Thanks for sharing your experience (and welcome to the Motte!). There were always similar concerns in my household (my children are all adults now)--I would like to have had more children (like you, I come from a large family) but then I talk to people who were lucky to have one kid, or who struggled with infertility for years and never had any, and it makes me feel like an ungrateful whiner.

My main reaction to your post is "you don't owe a baby to the world!" You aren't overstating the magnitude of the risks--even today, though the risks of pregnancy and childbirth are much less than they were even a hundred years ago, they remain real. At the extremes, women still die in the process. Even the temporary stuff, like sciatica and morning sickness, is still genuine suffering.

But pro-natalism has arisen almost exclusively as a reaction to the rise of philosophical anti-natalism.
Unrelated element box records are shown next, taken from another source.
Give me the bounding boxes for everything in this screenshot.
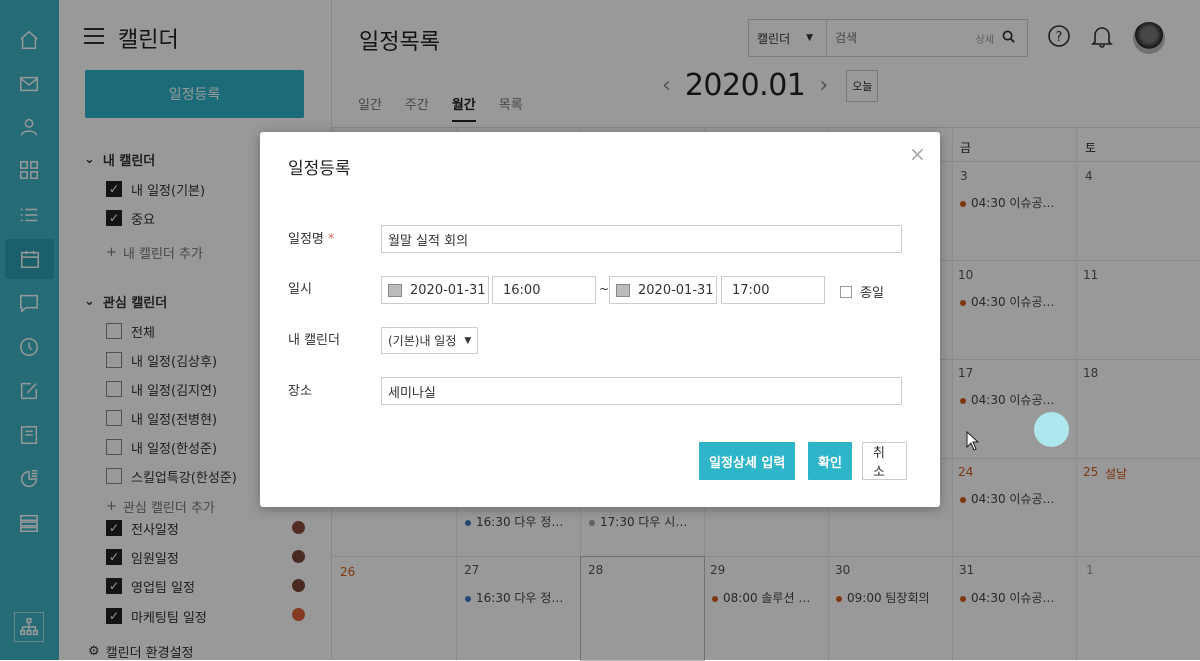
calendar-label: 내 캘린더 <box>288 333 340 348</box>
event-name-label: 일정명 * <box>288 232 335 247</box>
click-highlight <box>1034 412 1069 447</box>
mouse-cursor-icon <box>966 430 980 455</box>
calendar-small-icon <box>616 284 630 297</box>
allday-checkbox[interactable]: 종일 <box>840 282 884 301</box>
start-time-input[interactable]: 16:00 <box>492 276 596 304</box>
start-date-input[interactable]: 2020-01-31 <box>381 276 489 304</box>
register-event-dialog: 일정등록 × 일정명 * 월말 실적 회의 일시 2020-01-31 16:00… <box>260 132 940 507</box>
caret-down-icon: ▼ <box>464 335 472 346</box>
range-separator: ~ <box>599 282 610 296</box>
place-label: 장소 <box>288 384 312 399</box>
end-date-input[interactable]: 2020-01-31 <box>609 276 717 304</box>
dialog-title: 일정등록 <box>288 159 351 179</box>
calendar-select[interactable]: (기본)내 일정 ▼ <box>381 327 479 354</box>
close-icon[interactable]: × <box>909 142 926 166</box>
place-input[interactable]: 세미나실 <box>381 377 902 405</box>
confirm-button[interactable]: 확인 <box>808 442 852 480</box>
calendar-small-icon <box>388 284 402 297</box>
datetime-label: 일시 <box>288 282 312 297</box>
end-time-input[interactable]: 17:00 <box>721 276 825 304</box>
event-name-input[interactable]: 월말 실적 회의 <box>381 225 902 253</box>
required-mark: * <box>327 232 335 247</box>
cancel-button[interactable]: 취소 <box>862 442 907 480</box>
detail-input-button[interactable]: 일정상세 입력 <box>699 442 796 480</box>
checkbox-icon[interactable] <box>840 285 852 298</box>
And one of the central arguments in anti-natalism is an incongruency in ethics: there often seem to be morally compelling reasons to not have children (e.g. you know you are unable to care for a child, and know that no one else will), but (outside extreme cases of authoritarianism) essentially no one thinks anyone should be compelled to bear children (even pro-life people who think it is wrong to terminate a pregnancy don't believe it would be right to force a pregnancy on an unwilling woman). Anti-natalists inflate the arguments against childbearing toward an all-encompassing edict: humanity should voluntarily work toward its own orderly extinction.

Because I am not a utilitarian, I do not find such arguments compelling. When I say you don't owe a baby to the world, what I mean is this: it is morally permissible for you to have another child, if that is what you decide to do, despite the risks. Whether the risks are worthy to be undertaken is open to you to decide, but you are not under any utilitarian obligation to have another child even if that child would be of tremendous benefit to the world. Something that I think most ethical systems really miss is the range of permissibility; utiltiarians and deontologists frequently run into the assertion that there is always and only one truly right thing to do (the "best" thing) in any situation. It's very constraining! As a contractualist, I think that there is actually a wide range of things it is morally permissible to do, and that having children is often one of those things.

But if you do, you should do it because you want to, and because the risks are acceptable to you; or, you should not do it, because you don't want to, or on reflection you find the risks too great. Whatever you choose, it's not on you to make the world a better place. It's only on you to do what is reasonable. That's all it means, to live a life of choice and value. It's wonderful that you already have three children, and I wish you luck with that endeavor. Whether or not you continue to grow your family, I thank you for your existing contributions to the rest of the world, which we did not earn, were never owed, and can receive from you only as a welcome gift--never, ever as the fulfillment of a moral obligation.

Just this past week my wife and I have been discussing replacing a ten year old ICE car with an EV. The main motivations are simpler maintenance and charging from our solar panels.